Total ada delapan orang yang dinyatakan bersalah dalam kasus ini. Tujuh di antaranya dijatuhi hukuman penjara seumur hidup.
Sedangkan Shaka Tatal divonis delapan tahun penjara. Saka Taal sekarang sepenuhnya gratis. Terpidana tidak mau memohon pengampunan, tidak mau mengaku membunuh Veena
Sebelumnya, Jutek Bongso, kuasa hukum ketujuh terpidana, mengatakan kliennya enggan mengajukan grasi atau amnesti setelah MA menolak permohonan PK mereka.
Zutek mengatakan ketujuh terdakwa tidak mau mengakui bahwa merekalah yang membunuh Veena.
Sekadar informasi, salah satu syarat pengampunan presiden adalah terpidana mengakui telah melakukan tindak pidana.
“Mereka tidak mau turun tangan karena kerendahan hati, kenapa? Karena salah satu syarat kerendahan hati adalah mengakui perbuatannya,” kata Zutek, Senin.
“Mereka bilang, ‘Kalau kami harus mengaku melakukan pembunuhan, padahal tidak, lebih baik kami mati dan dipenjara sampai mati dan membusuk’. Mereka tidak mau. (Mohon ampun ) ,” lanjutnya.

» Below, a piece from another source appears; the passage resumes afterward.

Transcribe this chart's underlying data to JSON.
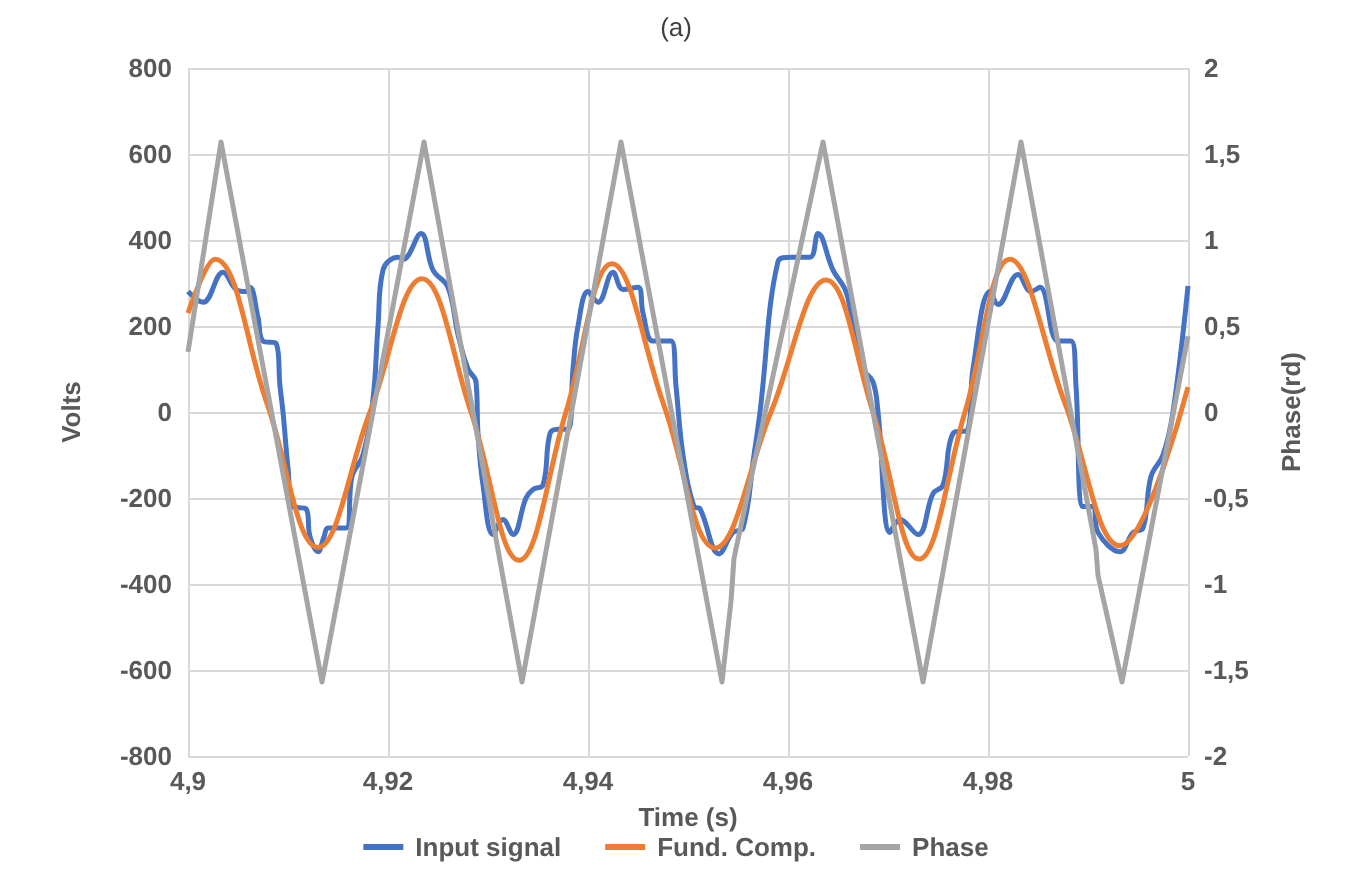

Zutek juga mengatakan akan mengupayakan langkah lain agar ketujuh terpidana bisa menghirup udara bebas meski sudah ada putusan Mahkamah Agung.
“Iya tentu secara konstitusional kita akan menegakkan hak konstitusional para terpidana,” ujarnya.
Tujuh terpidana kasus Veena Cirebon dikabarkan menangis setelah KUHP yang mereka ajukan ditolak Mahkamah Agung.
“Mereka menangis, ini menyedihkan bagi masyarakat,” kata Zutek.
Meski kecewa, dirinya dan nasabahnya mengaku Zutek tetap menghormati putusan MA dalam PK.
Ia juga menegaskan, kliennya tidak bisa melawan putusan hukum tersebut melalui cara apa pun selain melalui jalur konstitusional.
“Tetapi sekali lagi ini adalah keputusan yang harus kita hormati bersama dan kita tidak bisa lepas dari urusan konstitusional, kita harus menentangnya secara hukum karena negara kita adalah negara hukum,” ujarnya.